If you really want to think of this construction as a Riemannian manifold, like in the first paragraph, then $\|\alpha\|$ will be a function:
$$
\|\alpha\| : \beta \in \Omega(M)^p \mapsto \|\alpha\|(\beta) = \|\alpha\|\in \mathbb{R}
$$
which is constant and does not take points of $M$ as entries.
Comment: if you really do not understand what I said, here is just a question for you: for $x \in M$, how would you define $\left(\int_M \alpha\wedge \star \beta\right)(x)$?

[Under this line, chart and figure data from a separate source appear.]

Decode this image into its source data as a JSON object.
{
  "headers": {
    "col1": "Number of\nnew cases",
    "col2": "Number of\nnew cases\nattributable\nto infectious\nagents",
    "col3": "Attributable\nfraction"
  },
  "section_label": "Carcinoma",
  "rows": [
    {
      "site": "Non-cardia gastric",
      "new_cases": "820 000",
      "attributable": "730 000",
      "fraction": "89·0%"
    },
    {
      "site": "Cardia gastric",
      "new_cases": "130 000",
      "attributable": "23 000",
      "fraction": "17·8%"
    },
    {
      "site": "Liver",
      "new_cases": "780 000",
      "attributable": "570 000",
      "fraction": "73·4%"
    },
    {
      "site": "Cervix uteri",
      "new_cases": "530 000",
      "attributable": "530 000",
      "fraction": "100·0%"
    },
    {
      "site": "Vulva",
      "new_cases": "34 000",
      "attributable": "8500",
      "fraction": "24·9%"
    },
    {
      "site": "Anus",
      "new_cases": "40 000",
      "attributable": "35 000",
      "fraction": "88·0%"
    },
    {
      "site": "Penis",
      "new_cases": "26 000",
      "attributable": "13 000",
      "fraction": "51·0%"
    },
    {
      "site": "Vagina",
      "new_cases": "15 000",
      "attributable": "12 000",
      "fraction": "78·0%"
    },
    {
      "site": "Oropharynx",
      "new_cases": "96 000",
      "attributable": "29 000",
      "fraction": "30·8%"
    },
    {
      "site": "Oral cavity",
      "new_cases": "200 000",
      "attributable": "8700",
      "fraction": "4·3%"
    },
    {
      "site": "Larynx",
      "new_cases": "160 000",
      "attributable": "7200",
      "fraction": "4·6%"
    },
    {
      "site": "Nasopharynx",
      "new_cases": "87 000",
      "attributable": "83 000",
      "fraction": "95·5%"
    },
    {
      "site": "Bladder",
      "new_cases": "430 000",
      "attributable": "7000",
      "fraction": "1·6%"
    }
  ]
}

This is the exact same thing as this question: how would you define $\left(\int_0^1 t^2 \mathrm{d}t\right)\left(\frac{1}{2}\right)$?
Best Answer
If $T$ and $S$ are type $(r,s)$ tensor fields on a pseudo-Riemannian manifold $(M,g)$, then $$\langle T,S\rangle = \sum g_{i_1k_1}\cdots g_{i_rk_r} g^{j_1\ell_1}\cdots g^{j_s\ell_s}T^{i_1\cdots i_r}_{\phantom{i_1\cdots i_r}j_1\cdots j_s}S^{k_1\cdots k_r}_{\phantom{k_1\cdots k_r}\ell_1\cdots \ell_s}.$$This is a definition (easily seen to be coordinate-independent). If the metric is positive and we have fixed a local orthonormal frame $(e_i)_{i=1}^n$ (and hence a metrically equivalent coframe $(\theta^i)_{i=1}^n$), then:
If you have an orthonormal frame, then $$\langle \nabla X, \nabla X\rangle = \sum \delta_{si}\delta^{tj} (\nabla X)^s_t(\nabla X)^i_j = \sum [(\nabla X)^i_j]^2,$$but what is $(\nabla X)^i_j$? By orthonormal expansion, we have that $\nabla_{e_j}X = \sum \langle \nabla_{e_j}X, e_i\rangle e_i$, so $(\nabla X)^i_j = \langle \nabla_{e_j}X,e_i\rangle$, and we can plug this into the above formula to get $$\begin{align} \langle \nabla X, \nabla X\rangle &= \sum [(\nabla X)^i_j]^2 = \sum \langle \nabla_{e_i}X,e_j\rangle \langle \nabla_{e_j}X,e_i\rangle \\ &= \sum \left\langle \nabla_{e_j}X, \sum\langle \nabla_{e_j}X,e_i\rangle e_i\right\rangle = \sum \langle \nabla_{e_j}X,\nabla_{e_j}X\rangle\end{align}$$
A $2$-form $\omega$ is just a very particular type $(0,2)$ tensor field, so $$\langle \omega,\omega\rangle = \sum g^{ik}g^{j\ell}\omega_{ij}\omega_{k\ell}$$and that's it. The covariant derivative $\nabla\omega$ is a type $(0,3)$ tensor field, so all of the above applies, and we have $$\langle \nabla \omega, \nabla \omega\rangle = \sum g^{ir}g^{js}g^{kt}\omega_{ij;k}\omega_{rs;t}.$$Particularizing this, we have $$\langle \nabla \omega,\nabla\omega\rangle = \sum \delta^{ir} \delta^{js}\delta^{kt} \omega_{ij;k}\omega_{rs;t} = \sum [\omega_{ij;k}]^2,$$but what is $\omega_{ij;k}$? By orthonormal expansion again, we have that $$\nabla_{e_k}\omega = \sum \langle \nabla_{e_k}\omega, \theta^i \otimes \theta^j\rangle \theta^i\otimes \theta^j,$$so $\omega_{ij;k} = \langle \nabla_{e_k}\omega, \theta^i\otimes \theta^j\rangle$, leading to $$\begin{align} \langle \nabla \omega, \nabla \omega\rangle &= \sum [\omega_{ij;k}]^2 = \sum \langle \nabla_{e_k}\omega, \theta^i\otimes \theta^j\rangle \langle \nabla_{e_k}\omega, \theta^i \otimes \theta^j\rangle \\ &= \sum \left\langle \nabla_{e_k}\omega, \sum\langle \nabla_{e_k}\omega, \theta^i\otimes \theta^j\rangle \theta^i\otimes \theta^j\right\rangle =\sum \langle \nabla_{e_k}\omega, \nabla_{e_k}\omega\rangle.\end{align}$$
Let me know if you want me to be more careful with the bounds of summation, I was just using Einstein's convention in my mind (which apparently you're familiar with). If you want to consider the inner product induced in the exterior algebra as opposed to the tensor algebra, all of this should work the same (but you pay the price either with a $(\deg \omega)!$ somewhere or restricting the sum to increasing indices --- I'll let you pick your poison there).